The same problems surface on the research end, she adds. "Research grants have specific cycles, specific due dates. If you have faculty working on a grant, there are certain dates and times they're completely unavailable, because they're working on their grant proposal. You've got to manage all of this."

Big Risk No. 3: Underestimating the Work
While managing risks related to resources and scheduling is tough, says Radcliffe, the biggest risk is managing project complexity. That is, the risk of a project being more complex, costing more money, and requiring more resources than you can afford. "That speaks to estimation," she notes, "and getting good at estimation takes a long time."

The antidote: time and attention. "The more vigilant your organization is about looking at what you thought it would take to do something, what it actually took, and then learning from that, the more your risk goes down--significantly."

"Honestly," she adds, "at some point anybody that comes to work at the university always says, 'I had no idea it was this complicated.' We talk about it in the interview process, they always nod their head, and then later say, 'I didn't believe you. I thought, gee, how tough could it be?' The complexities of the communities, the lines of business, the calendar--that all equals risks to projects. You've got to be on your game if you're going to be a project manager at Yale."

The Lifecycle of a Risk

To monitor risk at Yale, project managers create a risk register or log for each project. This is a template filled out and maintained in a project SharePoint site or wiki, along with the other components of the project documentation. The register contains the risk name or title, a detailed description of the risk, an assessment of the risk level (low, medium, or high), and the likelihood of the risk occurring. Those last two characteristics help the project team pinpoint risks that are "high-impact, high-likelihood," which are, Radcliffe adds, "the stuff you want to pay attention to."

The register is also used to record the strategy for monitoring the risk and what the risk plan is. The latter may be short enough to put right into the log; or it might be detailed enough that it becomes an additional attachment to the project plan and referenced in the log.

For the most part, project teams at Yale meet weekly, and that's how often status reports are updated. The agenda of that meeting is to assess the schedule, the scope, and also the risk log. As a project progresses, Radcliffe explains, risks may lessen, may no longer be valid, or may come to pass; risks are dropped from the list and sometimes they're added. "A good project manager is constantly updating the risk register and managing it. It's part of managing the project," she says.
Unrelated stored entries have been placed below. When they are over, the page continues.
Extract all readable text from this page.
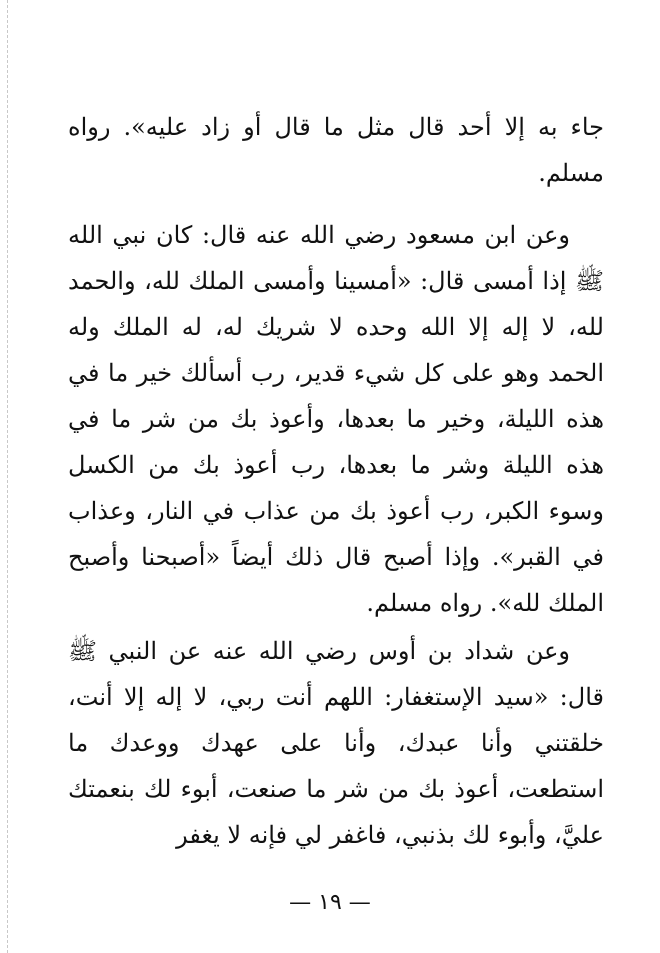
جاء به إلا أحد قال مثل ما قال أو زاد عليه». رواه مسلم.

وعن ابن مسعود رضي الله عنه قال: كان نبي الله ﷺ إذا أمسى قال: «أمسينا وأمسى الملك لله، والحمد لله، لا إله إلا الله وحده لا شريك له، له الملك وله الحمد وهو على كل شيء قدير، رب أسألك خير ما في هذه الليلة، وخير ما بعدها، وأعوذ بك من شر ما في هذه الليلة وشر ما بعدها، رب أعوذ بك من الكسل وسوء الكبر، رب أعوذ بك من عذاب في النار، وعذاب في القبر». وإذا أصبح قال ذلك أيضاً «أصبحنا وأصبح الملك لله». رواه مسلم.

وعن شداد بن أوس رضي الله عنه عن النبي ﷺ قال: «سيد الإستغفار: اللهم أنت ربي، لا إله إلا أنت، خلقتني وأنا عبدك، وأنا على عهدك ووعدك ما استطعت، أعوذ بك من شر ما صنعت، أبوء لك بنعمتك عليَّ، وأبوء لك بذنبي، فاغفر لي فإنه لا يغفر

— ١٩ —
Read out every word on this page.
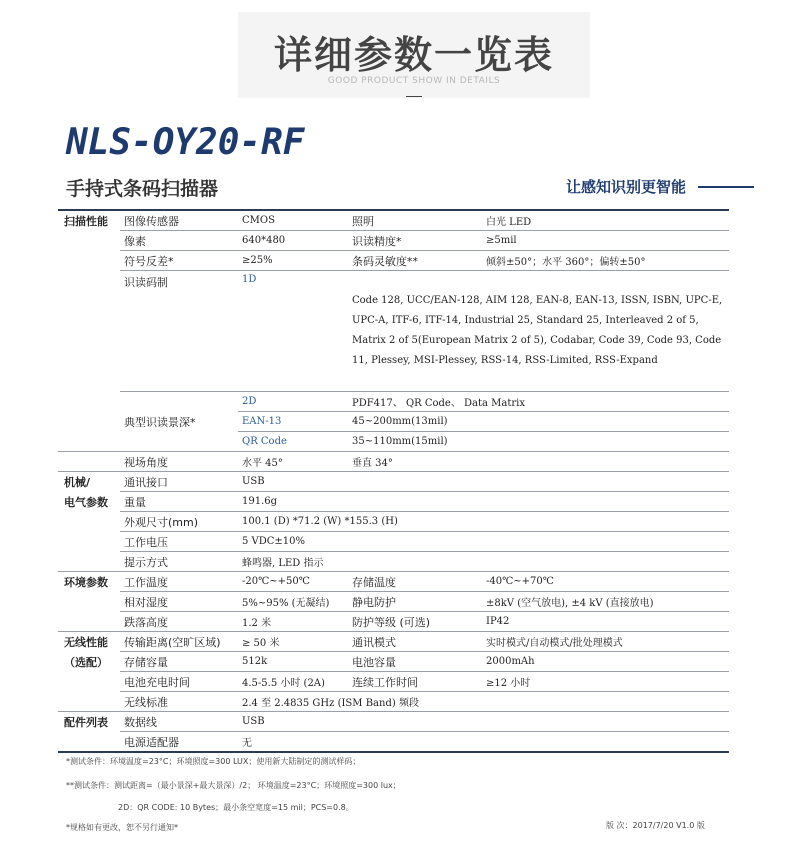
详细参数一览表
GOOD PRODUCT SHOW IN DETAILS
NLS-OY20-RF
手持式条码扫描器	让感知识别更智能
扫描性能	图像传感器	CMOS	照明	白光 LED
	像素	640*480	识读精度*	≥5mil
	符号反差*	≥25%	条码灵敏度**	倾斜±50°；水平 360°；偏转±50°
	识读码制	1D	Code 128, UCC/EAN-128, AIM 128, EAN-8, EAN-13, ISSN, ISBN, UPC-E, UPC-A, ITF-6, ITF-14, Industrial 25, Standard 25, Interleaved 2 of 5, Matrix 2 of 5(European Matrix 2 of 5), Codabar, Code 39, Code 93, Code 11, Plessey, MSI-Plessey, RSS-14, RSS-Limited, RSS-Expand	
		2D	PDF417、 QR Code、 Data Matrix	
	典型识读景深*	EAN-13	45~200mm(13mil)	
		QR Code	35~110mm(15mil)	
	视场角度	水平 45°	垂直 34°	
机械/	通讯接口	USB		
电气参数	重量	191.6g		
	外观尺寸(mm)	100.1 (D) *71.2 (W) *155.3 (H)		
	工作电压	5 VDC±10%		
	提示方式	蜂鸣器, LED 指示		
环境参数	工作温度	-20℃~+50℃	存储温度	-40℃~+70℃
	相对湿度	5%~95% (无凝结)	静电防护	±8kV (空气放电), ±4 kV (直接放电)
	跌落高度	1.2 米	防护等级 (可选)	IP42
无线性能	传输距离(空旷区域)	≥ 50 米	通讯模式	实时模式/自动模式/批处理模式
（选配）	存储容量	512k	电池容量	2000mAh
	电池充电时间	4.5-5.5 小时 (2A)	连续工作时间	≥12 小时
	无线标准	2.4 至 2.4835 GHz (ISM Band) 频段		
配件列表	数据线	USB		
	电源适配器	无		
*测试条件：环境温度=23°C；环境照度=300 LUX；使用新大陆制定的测试样码；
**测试条件：测试距离=（最小景深+最大景深）/2； 环境温度=23°C；环境照度=300 lux；
2D：QR CODE: 10 Bytes；最小条空宽度=15 mil；PCS=0.8。
*规格如有更改，恕不另行通知*	版 次：2017/7/20 V1.0 版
Once a month, the overarching technology operations committee meets and examines issues and risks for all of the projects. When problems surface, that's when the governance hierarchy proves its worth. "If a project team can't resolve an issue, needs to make a decision, or has a risk that's currently being monitored because it's got a high likelihood of happening, the program committee will see it and possibly [offer] some advice on it," notes Radcliffe.

If the risk holds the possibility of dooming a project, a higher-level strategic committee is asked to weigh in. For example, a project may need some special expertise--a person working on something else at the time. To pull that resource into the project may require "some clout," observes Radcliffe. "If managing the risk means you need to reach out across the university as an organization, you'd want to do that higher up in the food chain."